Le PArti pour la LIbération de la MArtinique

UNE VOLONTÉ DE VIDER LE 1er MAI DE SON SENS À ST-PIERRE

UNE VOLONTÉ DE VIDER LE 1er MAI DE SON SENS À ST-PIERRE

1 mai 2016

Le 1er mai, fête du Travail, tire ses origines de l’histoire du monde ouvrier. Le point de départ, le samedi 1er mai 1886, à Chicago, un grand mouvement revendicatif pour la journée de 8 heures est lancé par les syndicats américains. Trois ans plus tard, le Congrès de la Deuxième Internationale Socialiste, réuni à Paris, décide de faire du 1er mai, une Journée Internationale des Travailleurs.

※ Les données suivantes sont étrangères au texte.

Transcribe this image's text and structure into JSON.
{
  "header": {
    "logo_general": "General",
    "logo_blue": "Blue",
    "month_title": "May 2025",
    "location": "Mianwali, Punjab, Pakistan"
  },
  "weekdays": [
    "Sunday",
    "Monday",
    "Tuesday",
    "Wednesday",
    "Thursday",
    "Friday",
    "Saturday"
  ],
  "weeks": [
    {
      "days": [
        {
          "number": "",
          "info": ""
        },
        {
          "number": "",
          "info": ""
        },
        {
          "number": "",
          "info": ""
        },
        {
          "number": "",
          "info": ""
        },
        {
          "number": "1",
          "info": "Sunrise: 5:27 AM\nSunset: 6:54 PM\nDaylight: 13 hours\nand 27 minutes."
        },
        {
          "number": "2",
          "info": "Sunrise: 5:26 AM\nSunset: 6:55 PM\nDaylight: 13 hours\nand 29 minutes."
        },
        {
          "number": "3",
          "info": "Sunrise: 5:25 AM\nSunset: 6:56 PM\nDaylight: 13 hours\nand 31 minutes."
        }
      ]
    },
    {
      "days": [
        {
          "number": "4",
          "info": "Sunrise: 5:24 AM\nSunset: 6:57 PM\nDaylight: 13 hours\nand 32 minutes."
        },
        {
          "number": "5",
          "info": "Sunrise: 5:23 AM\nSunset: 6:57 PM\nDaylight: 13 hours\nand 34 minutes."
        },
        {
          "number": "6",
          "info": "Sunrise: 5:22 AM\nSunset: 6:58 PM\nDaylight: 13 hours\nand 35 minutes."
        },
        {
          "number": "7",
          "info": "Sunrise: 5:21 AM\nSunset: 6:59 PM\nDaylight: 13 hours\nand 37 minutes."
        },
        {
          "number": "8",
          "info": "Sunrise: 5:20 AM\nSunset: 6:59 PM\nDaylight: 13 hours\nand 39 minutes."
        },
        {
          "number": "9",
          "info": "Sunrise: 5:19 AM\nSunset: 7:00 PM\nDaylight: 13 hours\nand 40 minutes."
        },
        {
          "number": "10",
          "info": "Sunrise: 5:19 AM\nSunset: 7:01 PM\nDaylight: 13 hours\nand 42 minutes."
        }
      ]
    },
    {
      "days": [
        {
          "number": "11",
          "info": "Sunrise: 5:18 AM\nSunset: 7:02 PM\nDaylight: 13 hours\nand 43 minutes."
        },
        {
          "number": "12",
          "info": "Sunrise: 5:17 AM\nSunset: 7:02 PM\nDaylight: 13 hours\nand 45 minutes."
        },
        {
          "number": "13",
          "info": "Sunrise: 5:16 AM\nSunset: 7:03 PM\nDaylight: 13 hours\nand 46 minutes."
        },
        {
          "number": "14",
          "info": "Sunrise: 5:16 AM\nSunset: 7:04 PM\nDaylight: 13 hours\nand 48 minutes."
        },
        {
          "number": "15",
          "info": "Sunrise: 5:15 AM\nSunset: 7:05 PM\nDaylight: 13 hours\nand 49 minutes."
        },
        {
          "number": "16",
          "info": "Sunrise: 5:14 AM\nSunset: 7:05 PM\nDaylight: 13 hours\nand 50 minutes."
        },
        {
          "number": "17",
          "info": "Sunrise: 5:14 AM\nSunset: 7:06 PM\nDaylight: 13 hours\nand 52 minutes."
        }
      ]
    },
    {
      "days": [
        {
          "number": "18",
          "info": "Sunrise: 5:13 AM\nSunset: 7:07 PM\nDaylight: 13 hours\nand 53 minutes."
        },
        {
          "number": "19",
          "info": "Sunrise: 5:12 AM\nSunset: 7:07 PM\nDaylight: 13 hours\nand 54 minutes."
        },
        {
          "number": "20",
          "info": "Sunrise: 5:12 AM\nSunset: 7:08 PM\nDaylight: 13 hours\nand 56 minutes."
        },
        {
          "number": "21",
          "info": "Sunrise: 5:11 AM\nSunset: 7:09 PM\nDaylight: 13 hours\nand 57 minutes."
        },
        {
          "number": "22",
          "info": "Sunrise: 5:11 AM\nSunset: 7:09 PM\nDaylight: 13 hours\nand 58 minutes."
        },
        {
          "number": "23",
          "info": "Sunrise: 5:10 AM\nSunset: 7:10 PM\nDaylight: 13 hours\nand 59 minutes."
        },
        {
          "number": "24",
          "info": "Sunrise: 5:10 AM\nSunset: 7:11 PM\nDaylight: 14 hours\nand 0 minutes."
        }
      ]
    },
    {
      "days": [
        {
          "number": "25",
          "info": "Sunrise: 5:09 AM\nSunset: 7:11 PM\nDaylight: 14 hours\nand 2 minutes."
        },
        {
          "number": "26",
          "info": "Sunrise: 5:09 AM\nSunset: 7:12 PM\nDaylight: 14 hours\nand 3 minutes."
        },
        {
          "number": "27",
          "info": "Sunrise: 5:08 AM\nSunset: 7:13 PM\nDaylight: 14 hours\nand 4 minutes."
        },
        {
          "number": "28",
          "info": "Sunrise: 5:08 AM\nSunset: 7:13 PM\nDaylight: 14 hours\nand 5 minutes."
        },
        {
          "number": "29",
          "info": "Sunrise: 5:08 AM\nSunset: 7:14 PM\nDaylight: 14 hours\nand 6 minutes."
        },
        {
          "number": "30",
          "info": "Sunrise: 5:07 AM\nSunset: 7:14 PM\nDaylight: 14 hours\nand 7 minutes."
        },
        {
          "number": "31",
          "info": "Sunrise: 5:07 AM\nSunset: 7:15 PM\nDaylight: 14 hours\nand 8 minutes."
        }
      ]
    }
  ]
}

Le 23 avril 1919, le Sénat français déclare le 1er mai : Journée chômée.

Avec l’avènement du Front Populaire, portant les partis de Gauche au pouvoir en 1936, les travailleurs obtiennent des avancées très importantes : congés payées, la semaine des 40 heures, etc.

Aujourd’hui, le 1er mai est devenu la journée Internationale des Travailleurs, durant laquelle ils expriment leurs revendications sociales et professionnelles. Cette journée de solidarité concerne tous les peuples opprimés par les possédants : les jeunes, les travailleurs, les personnes en recherche d’emploi, les retraités…

C’est dans cette unité que les travailleurs ont pu obtenir la sécurité sociale, le SMIG, puis le SMIC et les autres avancées fruits des luttes pour l’amélioration des conditions de vie de l’être humain.

Le 1er mai est et doit rester l’apanage du peuple, et ne doit en au cas être dénaturer, vidé de son sens. Déjà en 1941, le Maréchal Pétain, parlait de là fête du «Travail et de la Concorde Sociale» dans le but d’unir patrons et ouvriers dans un esprit corporatiste. Une manière de vouloir casser la lutte engagée par les travailleurs et les syndicats.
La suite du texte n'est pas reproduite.